Treasury secretary Henry Paulson made it clear to Wall Street leaders after the market closed Friday that there would be no more bailouts. After engineering the fire sale of Bear Stearns and seizing Fannie Mae and Freddie Mac, Paulson said he would put no more taxpayer money at risk.
Over the weekend, Lehman Brothers decided to file for bankruptcy and may have to liquidate, Merrill Lynch agreed to be bought out by Bank of America and insurance giant AIG was in a search for cash.
Paulson seemed adamant: Wall Street would have to start finding ways of saving itself. The street wasn't left totally on its own. The Federal Reserve will continue to make short-term emergency loans under generous terms to solvent investment banks suffering temporary liquidity problems and this week it broadened the type of securities it would accept as loan collateral.

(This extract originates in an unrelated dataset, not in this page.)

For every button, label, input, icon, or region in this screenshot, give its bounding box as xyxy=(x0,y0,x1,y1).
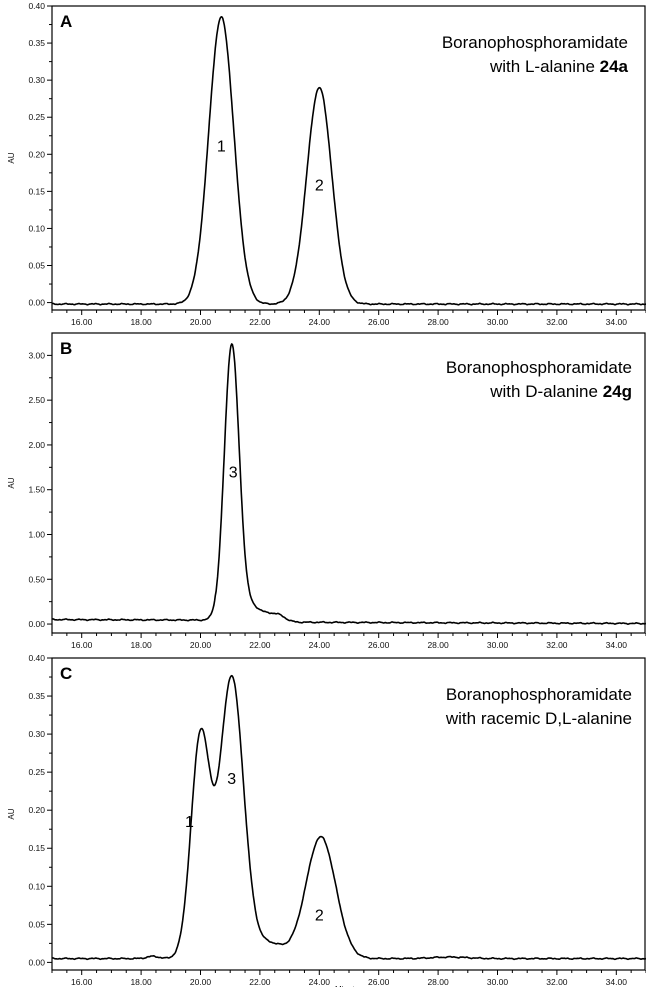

Then, on Tuesday, the U.S. government propped up AIG with a $85 billion emergency loan. So much for, "You're on your own ..."
Rep. Jeff Flake, R-Ariz., said, "Federal bailouts may stave off short-term economic damage, but the long-term economic outlook will be much worse if the market is not allowed to make its own adjustments."
We agree that it's not the government's job to pick winners and losers in the market - even though we may see a lot more losers before this is over.